The multiple lenses offer options you simply can’t find on other phones. The phone also allows exporting images in RAW format for professional level tweaking. Other features include an in-depth set of manual settings and the ability to shoot 4K video.
This also brings us to the first of the LG “Friends.” These modular additions add features to the LG G5. You just push a button near the bottom of the phone, releasing the lower portion of the handset along with the battery. Snap the battery off the stock mount and onto your LG Friend module and slide it back in.
Overall, the reviews on this are mixed. On the visual front, many reviews noted that the friend modules didn’t quite sit flush with the screen on the phone. On the functional part, some reviews questioned what the friends modules really offered. The way the pieces interact also worried some reviewers. Gizmodo noted that, “[swapping modules required] more brute force than you’d expect. ‘At least it’s still under warranty’ shouldn’t be going through your head when you’re trying to use a smartphone’s biggest selling point.” Engadget said, “I'm curious about how long these things will last before some poor piece of plastic snaps.”
At the time of writing, there are two modules available--only of one of which is available outside the UK. The Camera Grip offers physical camera controls and an extra 1,200mAh battery for extended shooting sessions. The Hi-Fi Plus with Bang & Olufsen Play is a digital-to-analog audio converter that can work with any USB-C enabled sound source. It’s also only available in limited regions.
Fortunately, if you’re not in the UK, reviews indicate that the single speaker on the phone is quite good. Engadget notes, “the G5 is a more capable audio machine out of the box than you might expect.”
The Camera Grip received mediocre reviews due to the lack of indicators on the zoom wheel, uncomfortable button placement and a generally uncomfortable grip.

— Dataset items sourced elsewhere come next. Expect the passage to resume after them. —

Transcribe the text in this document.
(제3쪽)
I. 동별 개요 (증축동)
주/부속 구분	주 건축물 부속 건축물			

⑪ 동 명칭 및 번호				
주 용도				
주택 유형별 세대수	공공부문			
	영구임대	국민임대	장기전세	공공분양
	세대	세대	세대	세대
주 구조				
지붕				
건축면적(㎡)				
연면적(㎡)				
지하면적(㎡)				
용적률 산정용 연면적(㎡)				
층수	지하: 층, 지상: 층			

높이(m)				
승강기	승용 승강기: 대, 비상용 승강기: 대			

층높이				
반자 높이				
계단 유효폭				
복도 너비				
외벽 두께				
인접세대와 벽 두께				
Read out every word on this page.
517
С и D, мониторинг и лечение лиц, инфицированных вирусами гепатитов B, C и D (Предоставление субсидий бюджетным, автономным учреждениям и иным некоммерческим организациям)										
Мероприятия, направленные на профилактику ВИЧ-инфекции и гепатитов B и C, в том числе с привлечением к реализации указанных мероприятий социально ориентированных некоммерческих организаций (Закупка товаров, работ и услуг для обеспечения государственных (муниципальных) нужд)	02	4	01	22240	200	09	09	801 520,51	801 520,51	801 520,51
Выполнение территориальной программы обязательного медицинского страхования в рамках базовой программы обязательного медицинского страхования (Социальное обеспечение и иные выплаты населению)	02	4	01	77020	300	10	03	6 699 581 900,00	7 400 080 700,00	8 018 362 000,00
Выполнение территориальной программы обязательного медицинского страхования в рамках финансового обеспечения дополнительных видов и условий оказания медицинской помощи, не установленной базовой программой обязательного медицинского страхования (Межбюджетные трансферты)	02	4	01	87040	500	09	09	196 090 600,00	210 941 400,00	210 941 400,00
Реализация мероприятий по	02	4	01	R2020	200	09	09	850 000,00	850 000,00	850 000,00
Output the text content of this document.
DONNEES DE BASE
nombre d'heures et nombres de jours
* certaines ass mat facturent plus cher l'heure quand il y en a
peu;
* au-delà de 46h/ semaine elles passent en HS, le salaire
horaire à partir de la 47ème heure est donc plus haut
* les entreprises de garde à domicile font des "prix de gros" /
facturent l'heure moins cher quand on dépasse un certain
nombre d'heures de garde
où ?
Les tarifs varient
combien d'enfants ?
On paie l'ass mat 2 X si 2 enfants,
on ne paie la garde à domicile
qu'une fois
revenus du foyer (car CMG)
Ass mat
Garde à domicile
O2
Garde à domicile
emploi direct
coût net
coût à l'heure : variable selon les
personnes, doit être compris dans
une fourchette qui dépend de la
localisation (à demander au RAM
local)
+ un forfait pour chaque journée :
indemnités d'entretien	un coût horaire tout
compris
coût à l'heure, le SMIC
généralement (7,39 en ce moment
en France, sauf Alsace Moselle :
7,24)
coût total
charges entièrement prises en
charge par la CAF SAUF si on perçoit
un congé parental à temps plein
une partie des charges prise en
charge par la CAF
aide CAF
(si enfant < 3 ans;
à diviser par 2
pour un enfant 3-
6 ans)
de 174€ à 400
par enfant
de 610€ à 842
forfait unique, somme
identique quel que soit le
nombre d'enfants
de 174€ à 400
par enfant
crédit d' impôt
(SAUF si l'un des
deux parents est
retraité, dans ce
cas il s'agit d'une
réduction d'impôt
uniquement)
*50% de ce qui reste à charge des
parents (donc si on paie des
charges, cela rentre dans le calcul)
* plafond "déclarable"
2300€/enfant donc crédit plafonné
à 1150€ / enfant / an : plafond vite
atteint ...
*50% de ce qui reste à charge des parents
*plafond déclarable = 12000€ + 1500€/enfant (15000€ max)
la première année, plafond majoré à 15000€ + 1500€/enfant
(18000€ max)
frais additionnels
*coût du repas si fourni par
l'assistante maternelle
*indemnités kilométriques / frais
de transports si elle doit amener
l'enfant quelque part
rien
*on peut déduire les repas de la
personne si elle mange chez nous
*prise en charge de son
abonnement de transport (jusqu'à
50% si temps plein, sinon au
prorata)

Powering all this feature-swapping madness, you’ll find a 2,800mAh battery. Reviews on battery life are also mixed. While TechRadar noted, With moderate to heavy usage I found the G5 wouldn't get past early evening before dying. I regularly had to give it a top up before leaving the office if I wanted the G5 to see it through until bedtime.” Many reviews had no problem making it throughout the day--but only just.
Fortunately, with a removeable battery, power users can swap out a spare on particularly busy days. If you need a quick top off, the phone features Qualcomm’s QuickCharge 3.0 feature, allowing you to reach roughly 50% battery charge in only 30 minutes. Reviews noted that not only is charging quick, but there’s no issues with heat either.
Other features include Bluetooth 4.2, an IR emitter and NFC.
Overall, the verdicts from many reviews were bittersweet. It seems most reviews felt that LG spent too much time cramming in features and not enough time polishing their presentation. Not to mention that the biggest selling point--the modular add-ons--only offer two options at release. Gizmodo notes, “It’s hard to convince people to buy a product based on what it might eventually be able to do, but that’s the number one selling point the LG G5 currently has going for it: potential.“ The Verge echoes this sentiment, saying, “I applaud LG for bringing modular phones into the mainstream limelight. I only wish the company's execution was as great as its courage and imagination.”